► Full details of the off-road Taycan
► 4WD, high-rise air suspension, Gravel mode
► Increased practicality – and price
Can you have too much of a good thing? Nah. Porsche has a hit on its hands with the Taycan. More than 20,000 were delivered globally last year, and the all-electric four-door coupe’s become the UK’s second favourite Porsche, behind the Macan. And now the Stuttgart derivative machine is running flat-out churning out new versions and making hay.
Following the recent release of the £71k, rear-drive standard Taycan, we now have the Cross Turismo – a new, vaguely all-terrain estate bodystyle set to go on sale this summer with a range of powertrains broadly comparable with those available in the standard car. The one exception is that, quite logically, we won’t see a two-wheel-drive Cross Turismo, so the entry-level car will be the £79k 4 Cross Turismo.
What’s new, muddy pussycat?
The fundamental package remains the same: high-performance 800-volt electrical architecture, twin-motor all-wheel drive with a two-speed gearbox on the rear axle for monstrous launch acceleration and efficient running at speed. But the Cross Turismo enjoys standard multi-height adaptive air suspension (with another 30mm of lift with the Off-road Design package fitted), standard fitment of the normally optional Performance Plus battery (bringing more performance, more range and more weight) and a dedicated Gravel drive mode for use on loose surfaces (it bumps the suspension to full height while also optimising such systems as the torque vectoring and the stability control to better suit low-grip surfaces).
There’s also the bodystyle, of course, which bumps luggage space up to 1200 litres (accessed via a powered tailgate) and increases second-row headroom by a useful 36mm.
Read our prototype review of the Taycan Cross Turismo
I like the look
Same. Timing is everything, and the Taycan Cross Turismo’s is strong. Jacked-up Porsches are very much a thing at the moment. The 911 has long been happy to be modified and thrown at unpaved scenery sideways, the Dakar 959 elevated the concept to an art form in the ’80s, and high-rise Porsche sports cars are as on-trend right now (see Singer’s ACS Concept and the endless spy shots of 992-gen 911s on long-travel suspension) as not going out, ever.

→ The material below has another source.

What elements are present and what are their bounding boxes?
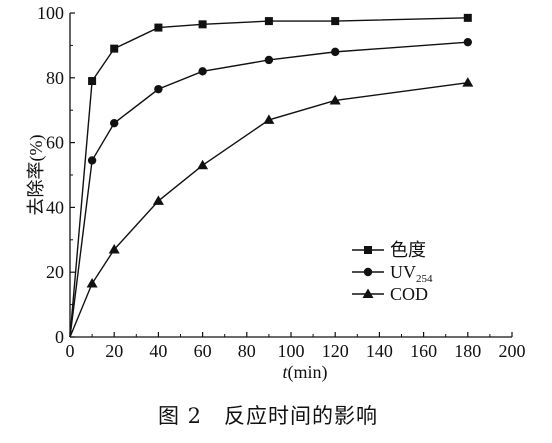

All of which helps explain why the Cross Turismo exists, and why it manages to look so damn good – better, arguably, than the standard car, with no little RS6-style sleek-estate sauce in the mix. There are off-road-inspired design touches, including wheelarch trims, unique front and rear lower aprons and side sills, but the Allroad-style bolt-ons are laudably subtle, stopping short of turning the classy Taycan into some sort of gauche Dakar wannabe.

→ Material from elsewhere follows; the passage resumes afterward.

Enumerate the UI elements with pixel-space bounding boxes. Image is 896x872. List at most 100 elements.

Inside, the Cross Turismo is business as usual, with the Taycan’s classy, uncluttered cabin, a great driving position (made more day-to-day friendly should you choose to run around with the ride height lifted) and primarily touchscreen-based infotainment that does at least offer simple menus and crisp haptic touch feedback. Neat details include the steering wheel button to switch between the two levels of regenerative braking (both of them relatively low and intuitive), encouraging you to do so on the fly, and the easy-reach touch functions on the driver’s display for stuff like drive mode, stability control setting and damper set-up.
It’s not really an off-roader, is it?
Not really, though the standard car’s superb in low-grip conditions (thank all-wheel drive and the easily modulated torque of e-motors) and the Cross Turismo builds on that solid foundation. The increased ride height and Gravel mode promise to make the odd muddy car park or rough green lane a pleasure rather than a pain.
If the prototype we drove is anything to go by, it’ll work well on the road, too, with any loss of outright performance through the elevated centre of gravity more than offset by the better visibility and lumpy-road ground clearance. We drove a Turbo S Cross Turismo and it remains a sensationally capable and outlandishly quick car, one so adept on UK back roads it’s hard to think of much that could stick with it, let alone better it.
But don’t expect to go boulder-crawling in it. In the words of Porsche’s Stefan Weckbach, vice president for the Taycan model line: ‘The biggest challenge was combining the requirements of sportiness with off-road capabilities. The Cross Turismo has to be capable of high performance on the racetrack but must also be able to handle mud, scree and gravel. While this is not a hardcore off-road vehicle, it specialises in unpaved and dirt roads. It’s like a type of Swiss army knife on up to 21-inch wheels.’
Okay, hit me – how much?
You’ll pay a modest premium for the Cross Turismo, relative to the same powertrain in a standard Taycan.
The range kicks off with the £79,340 4 (469bhp, 0-62mph in 5.1sec, 242-283-mile range), rising through the £87,820 4S (563bhp, 0-62mph in 4.1sec, 241-281-mile range) to the £116,950 Turbo (671bhp, 0-62mph in 3.3sec, 245-281-mile range) and mighty £139,910 Turbo S (750bhp, 0-62mph in 2.9sec, 241-260-mile range).